The bug was discovered by 14-year-old Grant Thompson, who, along with his mother, Michele, tried to report the bug to Apple but said they struggled to get the company’s attention until the problem gained traction on social media.
Apple turned off the FaceTime group chat feature on Monday as its engineers worked to fix the issue. The company said it has fixed the bug on its servers and will turn on the feature for users again next week.
Meantime, Apple thanked the Thompson family for reporting the problem.

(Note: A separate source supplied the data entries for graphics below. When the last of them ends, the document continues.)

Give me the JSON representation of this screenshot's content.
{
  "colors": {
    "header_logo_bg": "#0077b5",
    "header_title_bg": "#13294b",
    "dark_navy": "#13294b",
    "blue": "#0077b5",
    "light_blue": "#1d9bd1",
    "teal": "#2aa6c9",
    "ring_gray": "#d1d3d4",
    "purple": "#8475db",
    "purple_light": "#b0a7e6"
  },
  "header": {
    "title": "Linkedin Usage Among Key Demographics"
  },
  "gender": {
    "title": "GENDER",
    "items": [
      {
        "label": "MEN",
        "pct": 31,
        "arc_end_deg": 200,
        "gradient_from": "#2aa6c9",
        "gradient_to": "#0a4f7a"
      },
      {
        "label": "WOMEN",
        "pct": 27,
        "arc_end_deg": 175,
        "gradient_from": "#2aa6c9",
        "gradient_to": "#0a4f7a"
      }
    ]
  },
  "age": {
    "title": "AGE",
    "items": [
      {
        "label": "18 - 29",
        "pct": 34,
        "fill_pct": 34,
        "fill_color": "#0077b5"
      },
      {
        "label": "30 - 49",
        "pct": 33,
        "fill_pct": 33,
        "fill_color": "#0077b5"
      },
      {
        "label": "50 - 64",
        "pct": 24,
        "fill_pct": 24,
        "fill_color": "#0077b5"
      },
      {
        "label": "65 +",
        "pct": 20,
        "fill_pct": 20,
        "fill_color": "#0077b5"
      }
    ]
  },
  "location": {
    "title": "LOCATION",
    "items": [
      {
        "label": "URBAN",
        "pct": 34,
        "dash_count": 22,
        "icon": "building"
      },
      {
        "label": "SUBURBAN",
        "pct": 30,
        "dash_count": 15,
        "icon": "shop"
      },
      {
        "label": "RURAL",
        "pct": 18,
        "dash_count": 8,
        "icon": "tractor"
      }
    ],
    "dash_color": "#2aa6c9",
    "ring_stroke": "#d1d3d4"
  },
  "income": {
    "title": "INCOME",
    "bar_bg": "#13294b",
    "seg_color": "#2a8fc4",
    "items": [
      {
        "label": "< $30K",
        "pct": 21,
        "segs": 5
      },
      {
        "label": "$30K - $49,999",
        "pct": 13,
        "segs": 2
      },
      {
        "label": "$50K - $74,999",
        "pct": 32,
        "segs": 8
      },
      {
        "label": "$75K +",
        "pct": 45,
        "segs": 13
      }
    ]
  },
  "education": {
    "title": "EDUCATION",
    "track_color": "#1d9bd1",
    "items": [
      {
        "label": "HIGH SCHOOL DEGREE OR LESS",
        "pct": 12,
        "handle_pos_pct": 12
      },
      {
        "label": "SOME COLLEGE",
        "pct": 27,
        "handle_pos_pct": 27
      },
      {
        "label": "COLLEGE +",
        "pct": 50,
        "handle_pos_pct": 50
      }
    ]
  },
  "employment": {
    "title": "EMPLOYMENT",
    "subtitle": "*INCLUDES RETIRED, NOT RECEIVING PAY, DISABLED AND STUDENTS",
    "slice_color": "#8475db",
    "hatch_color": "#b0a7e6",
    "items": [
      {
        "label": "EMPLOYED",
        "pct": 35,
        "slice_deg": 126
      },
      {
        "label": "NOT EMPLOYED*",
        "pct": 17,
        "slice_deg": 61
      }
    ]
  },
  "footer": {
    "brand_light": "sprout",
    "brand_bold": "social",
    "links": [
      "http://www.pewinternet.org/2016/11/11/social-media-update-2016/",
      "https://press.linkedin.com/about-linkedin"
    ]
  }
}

Grant Thompson told Reuters TV reut.tv/2WCzJu3 he was trying to chat with his friend while playing a video game when he discovered the bug.
But it took Grant Thompson and his mother, who is an attorney, nine days of phone calls, emails, online postings and even a letter on Michele Thompson’s law firm letterhead before getting a response from Apple, the family said.
“We want to assure our customers that as soon as our engineering team became aware of the details necessary to reproduce the bug, they quickly disabled Group FaceTime and began work on the fix,” Apple said in a statement.
“We are committed to improving the process by which we receive and escalate these reports, in order to get them to the right people as fast as possible.”
The state of New York is probing Apple’s failure to warn consumers about the bug, New York Governor Andrew Cuomo said on Wednesday.